The criminal justice is perhaps the best example of the system in action. If the offender has pleaded guilty to the crime they were accused of, and if both the victim and the offender agree to the use of the restorative justice process, then a facilitator is appointed, and a means of communication is agreed between all parties.
Although this will often mean a face-to-face meeting, usually called a restorative justice conference, this is actually only one of several options that exist. Videos may be recorded, phone calls and letters may also be used, and the decision of which method is most appropriate will be agreed by all parties.
Restorative justice is meant to show offenders the effects that they have on peoples’ lives, in the hope that coming face to face with the damage and upset that they cause will prevent them from doing something similar in the future.
It is this reduction in the rate of reoffending that the government and supporters of the system hope will make it an effective solution, and that has, so far, helped make the system a success. As such, it is not only those that are accused of and have pleaded guilty in a court of law that could benefit.
Restorative justice is being used with increased frequency in schools and youth offender cases. In schools, the system is seen as offering a proactive means of helping children to resolve conflict between themselves, and not only does this help to reduce the number of instances of bullying and other offences committed between children at school, but it can also provide the children with essential life skills that they can use throughout their childhood and adult lives to help them cope with a wider range of circumstances and situations.
Schools, and education boards, across the country have recognised its positive influence, and more have implemented restorative justice practices in schools.
In The Workplace
Unfortunately, inappropriate behaviour does occur at work, and not only can this lead to action being taken, but it also means that some individuals are left with questions that they feel need answering.

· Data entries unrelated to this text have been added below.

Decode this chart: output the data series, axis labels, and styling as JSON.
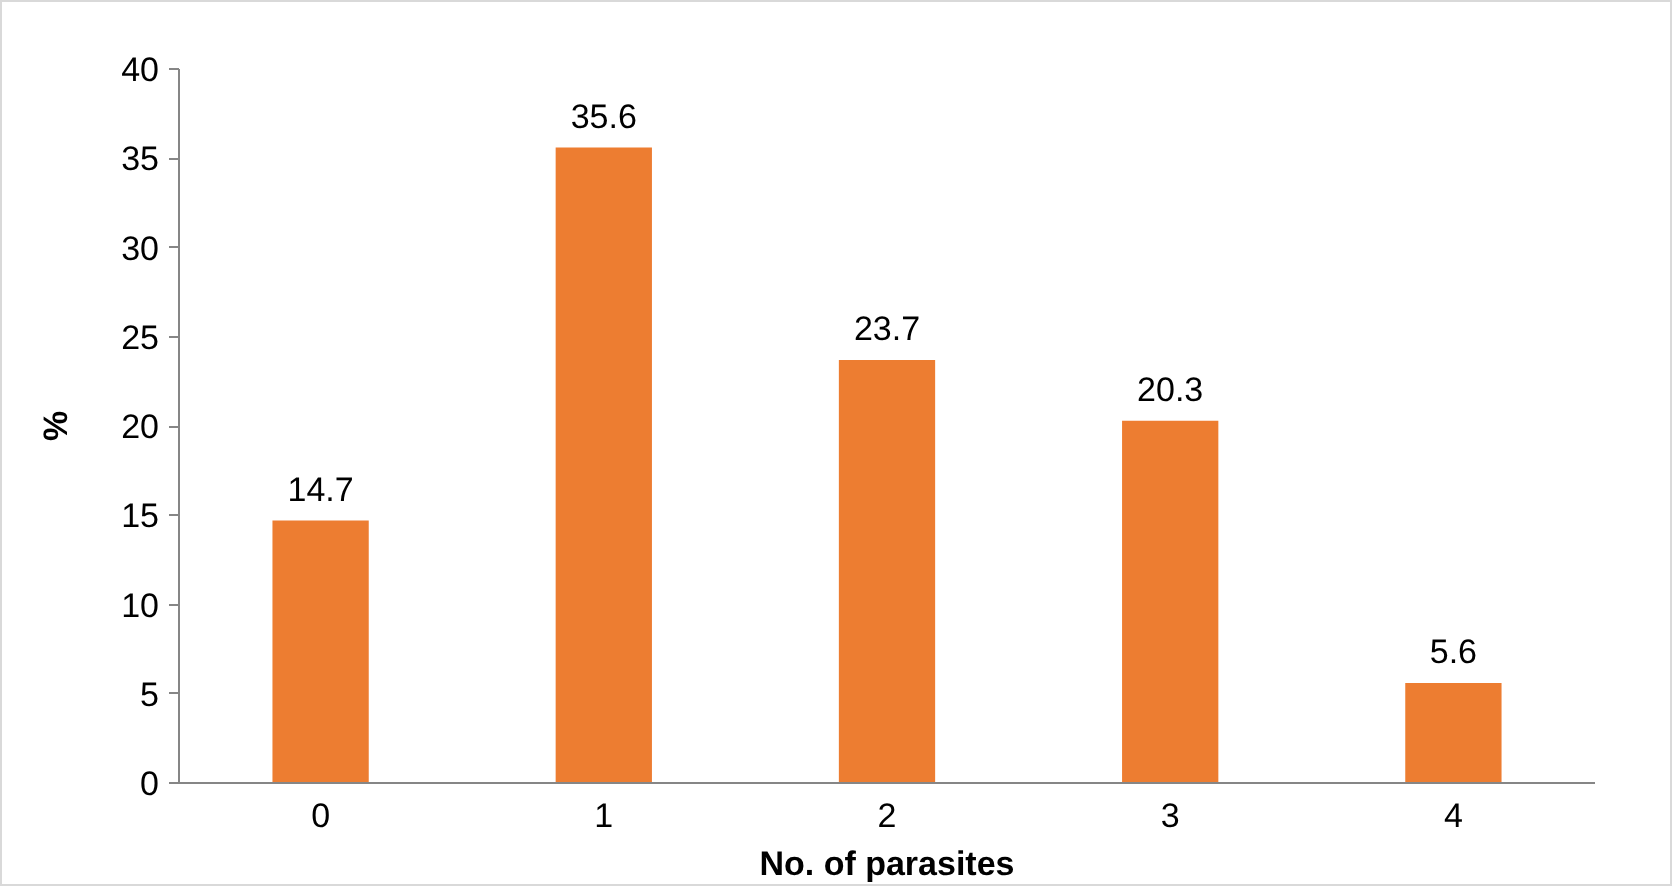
{
  "chart_data": {
    "type": "bar",
    "xlabel": "No. of parasites",
    "ylabel": "%",
    "categories": [
      "0",
      "1",
      "2",
      "3",
      "4"
    ],
    "values": [
      14.7,
      35.6,
      23.7,
      20.3,
      5.6
    ],
    "color": "#ed7d31",
    "ylim": [
      0,
      40
    ],
    "yticks": [
      0,
      5,
      10,
      15,
      20,
      25,
      30,
      35,
      40
    ],
    "grid": false,
    "data_labels": true
  }
}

Furthermore, the offenders may not be fully aware of the impact that they have had on the victim’s life.
Going to work in this kind of situation can have a serious, negative impact on a person’s life, leading to problems at home and throughout their daily life, not just at work. Restorative justice in the workplace can help minimise these cases, improve the relationships between team members, and create more effective and stronger teams.
Other Applications For Restorative Justice
Restorative justice may also be used in the community, meaning that it would typically be used before cases reach the courts, and there is growing evidence to suggest that it might prove more effective than community orders and similar punishments.
It has even been used to resolve cases that are brought against the police, to help resolve instances of medical and criminal negligence, and in many other cases. The potential and scope for the use of restorative justice is what has helped make it such a potent and potentially beneficial system.